Distal sensory polyneuropathy (DSPN)—a type of nerve damage that can lead to tingling and pain in the feet and hands—affects more than half of all people with HIV, according to several studies presented Monday, February 9, at 16th Conference on Retroviruses and Opportunistic Infections (CROI) in Montreal.

DSPN may be caused by a number of factors, including certain antiretroviral (ARV) drugs such as Videx (didanosine), diabetes and HIV itself. DSPN was a frequent problem in people with HIV before the introduction of combination ARV therapy, particularly new treatments that do not cause DSPN. Although the pain from DSPN can be severely disabling in its worst form, some people can have the condition without being aware of it.

To determine the prevalence of DSPN in people with HIV since the introduction of modern combination ARV therapy, Richard Ellis, MD, from the University of California in San Diego and his colleagues conducted neurological tests on 1,539 HIV-positive patients enrolled in the CNS HIV Antiretroviral Therapy Effects Research (CHARTER) study.

Ellis and his colleagues found that 57 percent of the patients had at least one symptom of DSPN, which in addition to pain and tingling may cause reduced sensation of vibration and touch in the hands and feet. One fortunate finding, according to Ellis, is that unlike in the early days of HIV, 85 percent of the patients in CHARTER diagnosed with DSPN reported only mild symptoms or no symptoms. Only 15 percent reported moderate to severe symptoms. Among people with only mild symptoms of DSPN, however, 23 percent reported reduced quality of life scores, which reflect changes in mental health, sense of physical well-being and ability to complete normal daily tasks.

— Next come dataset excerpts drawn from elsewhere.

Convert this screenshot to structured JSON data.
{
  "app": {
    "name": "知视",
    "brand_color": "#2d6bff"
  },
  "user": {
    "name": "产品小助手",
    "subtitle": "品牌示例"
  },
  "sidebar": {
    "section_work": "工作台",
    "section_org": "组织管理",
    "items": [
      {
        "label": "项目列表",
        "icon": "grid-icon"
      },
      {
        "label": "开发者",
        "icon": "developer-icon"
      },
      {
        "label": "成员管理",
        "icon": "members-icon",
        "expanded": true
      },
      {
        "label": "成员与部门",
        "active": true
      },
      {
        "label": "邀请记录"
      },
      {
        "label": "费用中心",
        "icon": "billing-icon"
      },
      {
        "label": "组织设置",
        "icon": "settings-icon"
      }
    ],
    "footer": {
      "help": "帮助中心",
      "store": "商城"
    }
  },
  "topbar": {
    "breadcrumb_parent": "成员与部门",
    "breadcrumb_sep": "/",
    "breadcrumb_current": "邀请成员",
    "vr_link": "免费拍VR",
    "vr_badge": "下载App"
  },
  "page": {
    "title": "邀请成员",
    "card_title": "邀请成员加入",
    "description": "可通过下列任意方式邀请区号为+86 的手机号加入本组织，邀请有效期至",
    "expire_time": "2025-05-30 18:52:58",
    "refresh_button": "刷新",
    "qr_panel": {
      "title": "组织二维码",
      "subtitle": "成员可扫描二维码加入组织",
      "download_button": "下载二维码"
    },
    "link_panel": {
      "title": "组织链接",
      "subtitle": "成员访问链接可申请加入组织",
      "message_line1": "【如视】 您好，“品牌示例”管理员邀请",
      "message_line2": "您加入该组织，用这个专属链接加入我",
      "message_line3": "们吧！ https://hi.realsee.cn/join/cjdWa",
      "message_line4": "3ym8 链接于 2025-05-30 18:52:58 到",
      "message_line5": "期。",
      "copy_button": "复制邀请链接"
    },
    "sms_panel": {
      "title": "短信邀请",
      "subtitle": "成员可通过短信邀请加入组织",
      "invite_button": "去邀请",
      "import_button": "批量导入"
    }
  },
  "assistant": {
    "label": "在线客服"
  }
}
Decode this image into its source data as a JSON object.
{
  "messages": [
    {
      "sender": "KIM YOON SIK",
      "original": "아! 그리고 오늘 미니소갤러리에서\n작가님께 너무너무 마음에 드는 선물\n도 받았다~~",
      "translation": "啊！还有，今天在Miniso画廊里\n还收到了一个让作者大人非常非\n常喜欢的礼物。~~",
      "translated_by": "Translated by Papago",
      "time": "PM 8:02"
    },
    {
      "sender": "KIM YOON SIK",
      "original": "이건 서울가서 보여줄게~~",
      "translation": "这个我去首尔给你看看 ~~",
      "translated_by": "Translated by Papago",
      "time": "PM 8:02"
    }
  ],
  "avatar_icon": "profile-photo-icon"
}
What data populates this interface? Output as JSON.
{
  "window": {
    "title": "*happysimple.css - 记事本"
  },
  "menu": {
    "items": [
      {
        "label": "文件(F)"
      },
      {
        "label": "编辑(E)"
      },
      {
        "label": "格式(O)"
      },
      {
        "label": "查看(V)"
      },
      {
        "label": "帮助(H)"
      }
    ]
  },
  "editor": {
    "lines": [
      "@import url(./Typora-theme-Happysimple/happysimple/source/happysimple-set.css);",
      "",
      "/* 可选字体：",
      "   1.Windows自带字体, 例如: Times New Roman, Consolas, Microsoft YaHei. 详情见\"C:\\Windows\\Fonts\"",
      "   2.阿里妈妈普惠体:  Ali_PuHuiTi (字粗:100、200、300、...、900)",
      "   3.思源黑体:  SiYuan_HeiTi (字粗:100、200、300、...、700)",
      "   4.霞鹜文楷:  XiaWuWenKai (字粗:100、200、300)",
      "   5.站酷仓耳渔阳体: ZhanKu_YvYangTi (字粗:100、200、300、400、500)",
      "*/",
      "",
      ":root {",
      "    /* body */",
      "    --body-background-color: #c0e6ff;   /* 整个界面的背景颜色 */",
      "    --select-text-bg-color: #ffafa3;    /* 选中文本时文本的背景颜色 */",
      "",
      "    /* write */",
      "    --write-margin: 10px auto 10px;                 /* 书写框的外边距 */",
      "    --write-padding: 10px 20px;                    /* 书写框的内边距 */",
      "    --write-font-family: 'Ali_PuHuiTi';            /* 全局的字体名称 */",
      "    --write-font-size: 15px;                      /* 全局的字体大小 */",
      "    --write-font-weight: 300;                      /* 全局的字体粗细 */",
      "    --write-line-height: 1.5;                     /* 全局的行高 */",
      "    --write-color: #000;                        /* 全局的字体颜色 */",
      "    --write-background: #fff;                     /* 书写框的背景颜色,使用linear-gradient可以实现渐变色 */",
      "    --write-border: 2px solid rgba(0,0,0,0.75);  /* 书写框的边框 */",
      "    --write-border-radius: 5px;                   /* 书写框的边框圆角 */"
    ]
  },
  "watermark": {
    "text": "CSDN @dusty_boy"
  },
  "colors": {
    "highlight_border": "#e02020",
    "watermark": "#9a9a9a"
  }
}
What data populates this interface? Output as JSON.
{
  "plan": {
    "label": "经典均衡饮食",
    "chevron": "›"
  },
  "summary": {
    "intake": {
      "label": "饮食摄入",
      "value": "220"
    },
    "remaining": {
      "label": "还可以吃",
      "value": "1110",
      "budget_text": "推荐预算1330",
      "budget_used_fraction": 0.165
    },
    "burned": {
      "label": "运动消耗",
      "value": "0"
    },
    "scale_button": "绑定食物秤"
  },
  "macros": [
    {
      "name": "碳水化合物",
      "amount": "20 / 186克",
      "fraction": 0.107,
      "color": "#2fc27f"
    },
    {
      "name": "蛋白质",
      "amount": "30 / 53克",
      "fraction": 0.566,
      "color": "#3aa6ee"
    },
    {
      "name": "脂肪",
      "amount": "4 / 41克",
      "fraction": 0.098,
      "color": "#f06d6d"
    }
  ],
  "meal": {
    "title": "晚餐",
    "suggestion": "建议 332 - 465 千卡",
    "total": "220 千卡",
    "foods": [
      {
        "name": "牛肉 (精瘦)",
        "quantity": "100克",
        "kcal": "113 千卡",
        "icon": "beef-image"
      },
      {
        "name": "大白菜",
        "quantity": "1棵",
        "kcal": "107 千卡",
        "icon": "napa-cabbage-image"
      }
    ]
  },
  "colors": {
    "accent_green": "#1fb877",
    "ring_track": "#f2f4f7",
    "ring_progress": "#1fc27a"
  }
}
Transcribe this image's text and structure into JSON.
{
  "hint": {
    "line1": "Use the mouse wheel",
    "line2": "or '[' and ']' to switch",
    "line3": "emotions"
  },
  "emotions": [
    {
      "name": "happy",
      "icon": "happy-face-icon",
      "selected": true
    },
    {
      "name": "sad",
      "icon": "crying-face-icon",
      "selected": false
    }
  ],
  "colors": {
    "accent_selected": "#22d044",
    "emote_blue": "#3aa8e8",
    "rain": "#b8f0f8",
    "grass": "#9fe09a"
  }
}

Ellis stated that the factors associated with DSPN in the CHARTER study included older age, having once had a very low CD4 count, current use of ARV drugs, past use of Videx or Zerit (stavudine), and a history of opiate (e.g., heroin) abuse.

A second study presented by Scott Evans, PhD, from the Harvard School of Public Health in Boston indicates that the longer a person remains on ARV treatment, the more likely he or she is to be diagnosed with, or develop symptoms of, DSPN. Evans’s group analyzed the results of a brief neurological test conducted on 2,135 HIV-positive patients who were about to start ARV treatment. Tests were conducted both before and after people started treatment. Evans reported that the percentage of people with DSPN increased from 26 percent after 48 weeks on treatment to 41 percent after 384 weeks. The proportion of people with symptomatic DSPN increased from 8 percent of people at 48 weeks of treatment to 14 percent after 384 weeks of treatment.

Evans did not state that any specific ARV treatments were more likely than others to be linked to DSPN, nor did he speculate on the potential cause of the increase in DSPN prevalence over time. The data also do not definitely say that ARV therapy causes DSPN, but rather that long-term use of ARV treatment increases the likelihood of this neurological problem.

In a third presentation, Beau Ances, MD, PhD, a neurologist from the Washington University School of Medicine in St. Louis, further examined the potential risk factors for DSPN. He and his colleagues looked at data from 1,556 of the CHARTER study patients. Since ARV drugs, notably most of the protease inhibitors, can increase cholesterol and triglycerides, increase belly fat and reduce insulin’s ability to regulate blood sugar, Ances and his colleagues theorized that these symptoms, known as metabolic syndrome, could be linked to increased risk of DSPN.

Ances reported that two factors—diabetes and high triglycerides—were associated with an increased risk of DSPN. Other factors, such as a large waist line or increases in cholesterol, were not associated with DSPN.